For people who are already anxious and stressed, these comparisons can have a negative effect on their well-being. This kind of emotional pressure can lead to decreased happiness, a lack of emotional control and uncertainty. It can also negatively impact relationships, decrease empathy and compassion and further isolate people.

In short, all the emotional reserves we need right now are tested and strained.

Use empathy

Even Shakespeare preferred not to create in isolation. He despised being alone, which is perhaps why King Lear is filled with all the darkness of his mind during that lonely and terrifying time.

We need to make sure we don't push what is working for us on others. We need to use empathy more than ever right now.

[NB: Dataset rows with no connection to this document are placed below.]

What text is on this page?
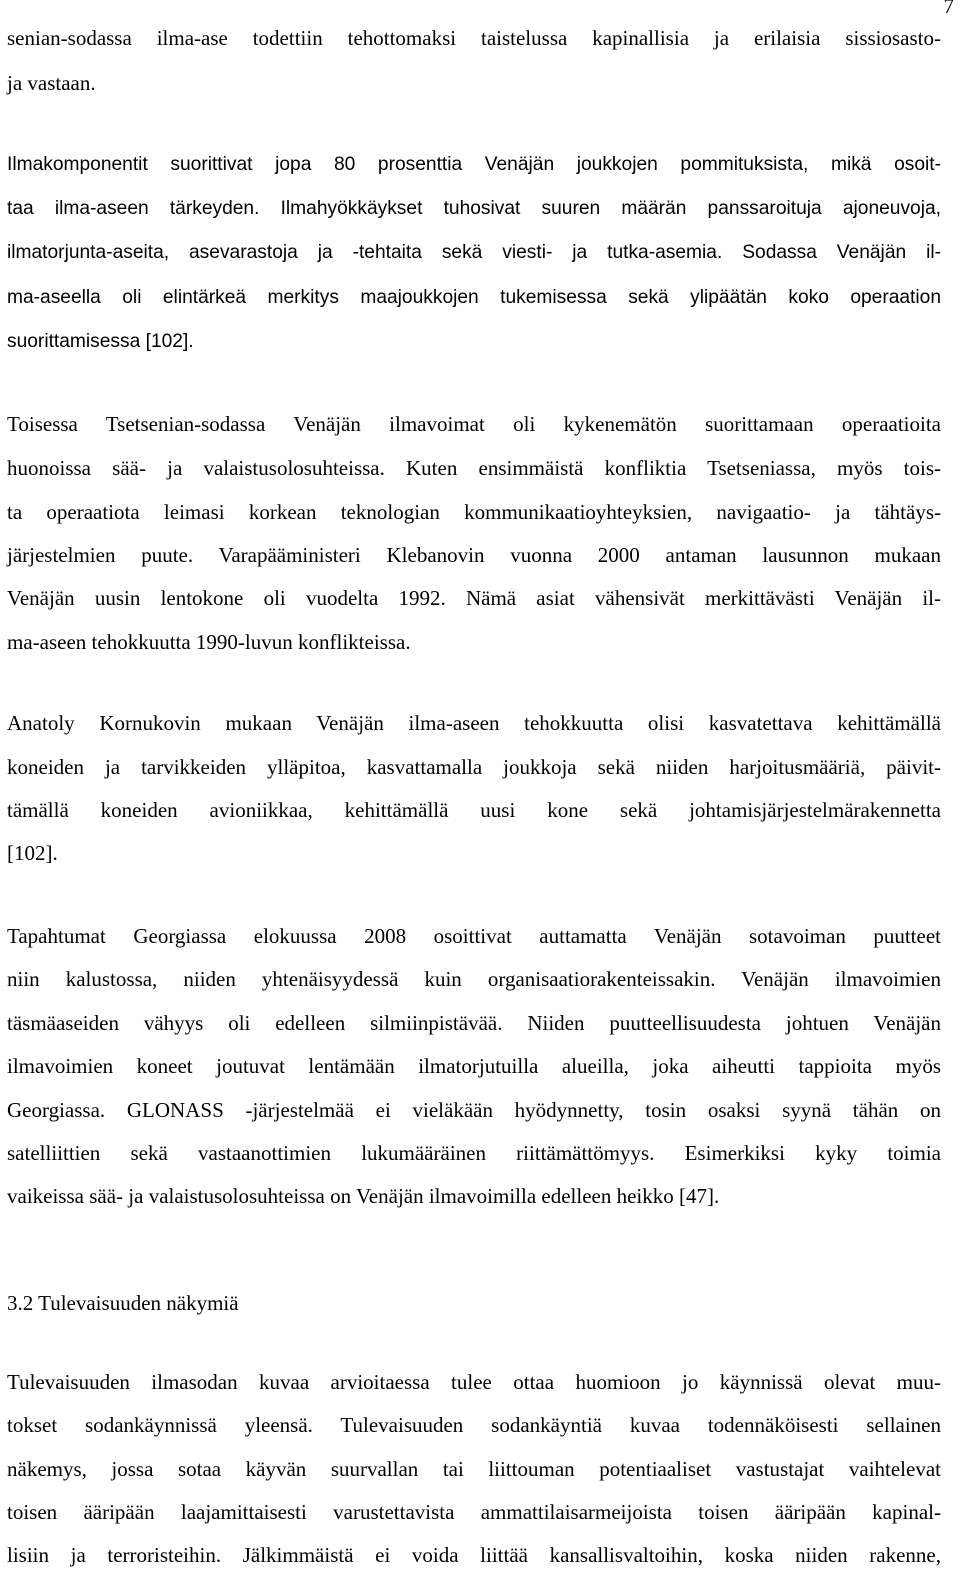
7
senian-sodassa ilma-ase todettiin tehottomaksi taistelussa kapinallisia ja erilaisia sissiosasto-
ja vastaan.
Ilmakomponentit suorittivat jopa 80 prosenttia Venäjän joukkojen pommituksista, mikä osoit-
taa ilma-aseen tärkeyden. Ilmahyökkäykset tuhosivat suuren määrän panssaroituja ajoneuvoja,
ilmatorjunta-aseita, asevarastoja ja -tehtaita sekä viesti- ja tutka-asemia. Sodassa Venäjän il-
ma-aseella oli elintärkeä merkitys maajoukkojen tukemisessa sekä ylipäätän koko operaation
suorittamisessa [102].
Toisessa Tsetsenian-sodassa Venäjän ilmavoimat oli kykenemätön suorittamaan operaatioita
huonoissa sää- ja valaistusolosuhteissa. Kuten ensimmäistä konfliktia Tsetseniassa, myös tois-
ta operaatiota leimasi korkean teknologian kommunikaatioyhteyksien, navigaatio- ja tähtäys-
järjestelmien puute. Varapääministeri Klebanovin vuonna 2000 antaman lausunnon mukaan
Venäjän uusin lentokone oli vuodelta 1992. Nämä asiat vähensivät merkittävästi Venäjän il-
ma-aseen tehokkuutta 1990-luvun konflikteissa.
Anatoly Kornukovin mukaan Venäjän ilma-aseen tehokkuutta olisi kasvatettava kehittämällä
koneiden ja tarvikkeiden ylläpitoa, kasvattamalla joukkoja sekä niiden harjoitusmääriä, päivit-
tämällä koneiden avioniikkaa, kehittämällä uusi kone sekä johtamisjärjestelmärakennetta
[102].
Tapahtumat Georgiassa elokuussa 2008 osoittivat auttamatta Venäjän sotavoiman puutteet
niin kalustossa, niiden yhtenäisyydessä kuin organisaatiorakenteissakin. Venäjän ilmavoimien
täsmäaseiden vähyys oli edelleen silmiinpistävää. Niiden puutteellisuudesta johtuen Venäjän
ilmavoimien koneet joutuvat lentämään ilmatorjutuilla alueilla, joka aiheutti tappioita myös
Georgiassa. GLONASS -järjestelmää ei vieläkään hyödynnetty, tosin osaksi syynä tähän on
satelliittien sekä vastaanottimien lukumääräinen riittämättömyys. Esimerkiksi kyky toimia
vaikeissa sää- ja valaistusolosuhteissa on Venäjän ilmavoimilla edelleen heikko [47].
3.2 Tulevaisuuden näkymiä
Tulevaisuuden ilmasodan kuvaa arvioitaessa tulee ottaa huomioon jo käynnissä olevat muu-
tokset sodankäynnissä yleensä. Tulevaisuuden sodankäyntiä kuvaa todennäköisesti sellainen
näkemys, jossa sotaa käyvän suurvallan tai liittouman potentiaaliset vastustajat vaihtelevat
toisen ääripään laajamittaisesti varustettavista ammattilaisarmeijoista toisen ääripään kapinal-
lisiin ja terroristeihin. Jälkimmäistä ei voida liittää kansallisvaltoihin, koska niiden rakenne,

So ask yourself before you post, "Does this sound judgmental or preachy? Does it sound like I'm shaming others?"

For people who are feeling unmotivated or ungrateful, there is no right answer here and no right way to be. For me personally, I might have a day where I'm productive and grateful, and then the next day I simply want to stay in bed.

On those days, I wrap up in a blanket and put on a movie – or three. Both my productive and grateful days and my pajamas and snuggle-the-kids days give me what I need for my mental health. And, I'm completely okay that I haven't made a major scientific breakthrough during this time in isolation.

I'm just taking it one day at a time.